- Aklının suyunu her diken, çekip durdukça akıl suyun, meyvelere nasıl ulaşabilir? 1085
- آب هش را میکشد هر بیخ خار ** آب هوشت چون رسد سوی ثمار
- Kendine gel de o kötü dalı kes, buda. Bu güzel dala su ver de tazelendir.
- هین بزن آن شاخ بد را خو کنش ** آب ده این شاخ خوش را نو کنش
- Şimdi ikisi de yeşil ama sonuna bak. Bu sonunda bir şeye yaramaz, öbürüyse meyve verir.
- هر دو سبزند این زمان آخر نگر ** کین شود باطل از آن روید ثمر
- Bağın suyu buna helaldir, ona haram. Aralarındaki farkı sonunda görürsün vesselam.
- آب باغ این را حلال آن را حرام ** فرق را آخر ببینی والسلام
- Adalet nedir? ağaçlara su vermek. Zulüm nedir? dikeni sulamak.
- عدل چه بود آب ده اشجار را ** ظلم چه بود آب دادن خار را
- Adalet bir nimeti yerine koymaktır, her su çeken tohumu sulamak değil. 1090
- عدل وضع نعمتی در موضعش ** نه بهر بیخی که باشد آبکش
- Zulüm nedir? bir şeyi yerinde kullanmamak, yeri olmayan yere koymak. Bu da ancak belaya kaynak olur.
- ظلم چه بود وضع در ناموضعی ** که نباشد جز بلا را منبعی
- Tanrı nimetini cana, akla ver, iç ağrısına uğramış, düğümlerle, sıkıntılarla dopdolu olmuş tabiata değil.
- نعمت حق را به جان و عقل ده ** نه به طبع پر زحیر پر گره
- Dünya gamının savaşını bedenine yükle. O can çekişmeyi gönlüne, canına az tattır.

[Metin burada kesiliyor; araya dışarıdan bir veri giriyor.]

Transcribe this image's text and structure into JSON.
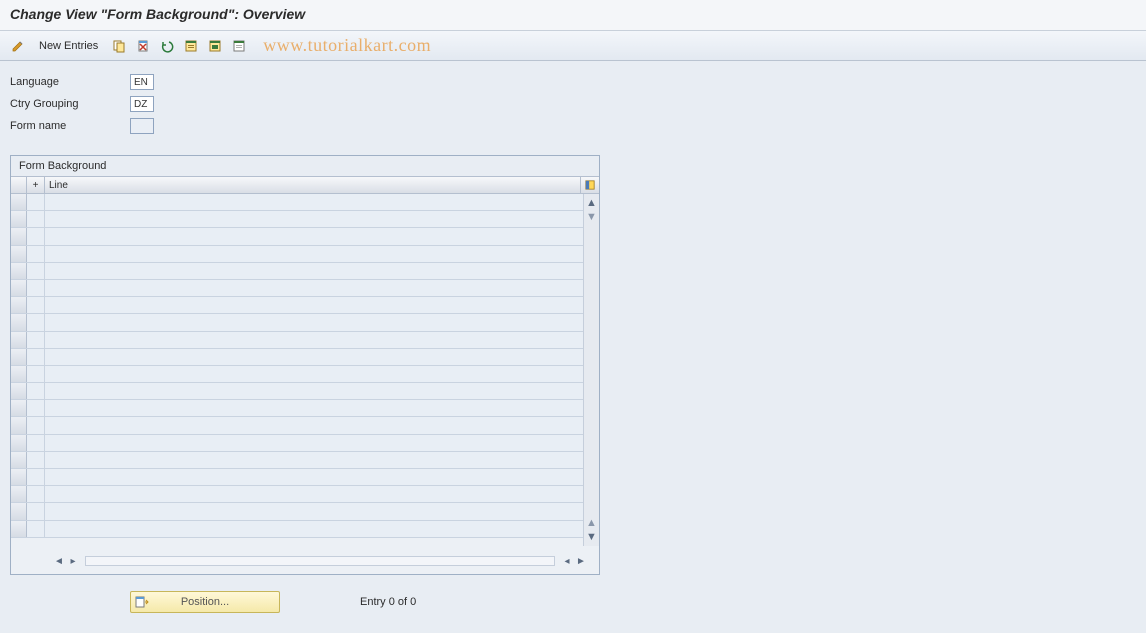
{
  "title": "Change View \"Form Background\": Overview",
  "toolbar": {
    "new_entries_label": "New Entries"
  },
  "watermark": "www.tutorialkart.com",
  "form": {
    "language_label": "Language",
    "language_value": "EN",
    "ctry_grouping_label": "Ctry Grouping",
    "ctry_grouping_value": "DZ",
    "form_name_label": "Form name",
    "form_name_value": ""
  },
  "table": {
    "panel_title": "Form Background",
    "col_plus": "+",
    "col_line": "Line",
    "row_count": 20
  },
  "footer": {
    "position_label": "Position...",
    "entry_text": "Entry 0 of 0"
  }
}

- بار کن بیگار غم را بر تنت ** بر دل و جان کم نه آن جان کندنت
- Yük dengini İsa’nın başına koymuş da; tekme atan, yuvarlanıp kalgıyan eşeği çayıra salıveriyor.
- بر سر عیسی نهاده تنگ بار ** خر سکیزه میزند در مرغزار
- Sürmeyi kulağa çekmezler. Gönül işini bedenden istemek şart değildir. 1095
- سرمه را در گوش کردن شرط نیست ** کار دل را جستن از تن شرط نیست
- Gönülsen yürü, nazlan, horluk çekme. Bedensen şeker yeme, zehir tat!
- گر دلی رو ناز کن خواری مکش ** ور تنی شکر منوش و زهر چش
- Zehir bedene faydalıdır, şeker zararlı. Bedenin yardım görmemesi daha iyidir.
- زهر تن را نافعست و قند بد ** تن همان بهتر که باشد بیمدد
- Cehennem odunu bedendir, onu azalt, bir odun daha biterse hemen kes!
- هیزم دوزخ تنست و کم کنش ** ور بروید هیزمی رو بر کنش
- Yoksa iki alemde de Ebuleheb’in karısı gibi odun hamalı olursun, odun hamalı.
- ورنه حمال حطب باشی حطب ** در دو عالم همچو جفت بولهب
- Sidre dalını odundan farket, ikisi de yeşil görünür yiğidim ama bir değildir. 1100
- از حطب بشناس شاخ سدره را ** گرچه هر دو سبز باشند ای فتی
- O dalın aslı yedinci kat göktü. Bu dalın aslı ise ateştir, dumandır.
- اصل آن شاخست هفتم آسمان ** اصل این شاخست از نار و دخان
- Duyguya göre ikisi de birbirine benzer. Çünkü göz ve duygunun mezhebi, yanlış görmedir.
- هست مانندا به صورت پیش حس ** که غلطبینست چشم و کیش حس
- Bu, can gözüne görünür, gönle varmak için yorul çabala.
- هست آن پیدا به پیش چشم دل ** جهد کن سوی دل آ جهد المقل
- Ayağın yoksa yuvarlan da nihayet her azı, her çoğu gör.
- ور نداری پا بجنبان خویش را ** تا ببینی هر کم و هر بیش را
- Şu beytin manası: Yolcuysan, yoldaysan, sana yol açarlar. Yok olursan sana varlıkla yönelirler.
- در معنی این بیت «گر راه روی راه برت بگشایند ور نیست شوی بهستیت بگرایند»
- Zeliha, her taraftan kapıları kapadı ama Yusuf’ta hiçbir hareket görünmedi. 1105
- گر زلیخا بست درها هر طرف ** یافت یوسف هم ز جنبش منصرف
- Kilit ve kapı tekrar açıldı, yol göründü. Çünkü Yusuf, Tanrısına dayanmıştı, her yana dönüp dolaşmaktaydı.
- باز شد قفل و در و شد ره پدید ** چون توکل کرد یوسف برجهید
- Alemde bir yarık görünmemede ama Yusuf gibi hayran bir halde her yana koşup gelmek gerek.
- گر چه رخنه نیست عالم را پدید ** خیره یوسفوار میباید دوید
- Ki kilit açılsın, kapı görünsün, mekansızlık size yer olsun.
- تا گشاید قفل و در پیدا شود ** سوی بیجایی شما را جا شود
- Ey sınanan kişi, aleme geldin ama geldiğin yolu hiç görmüyor musun?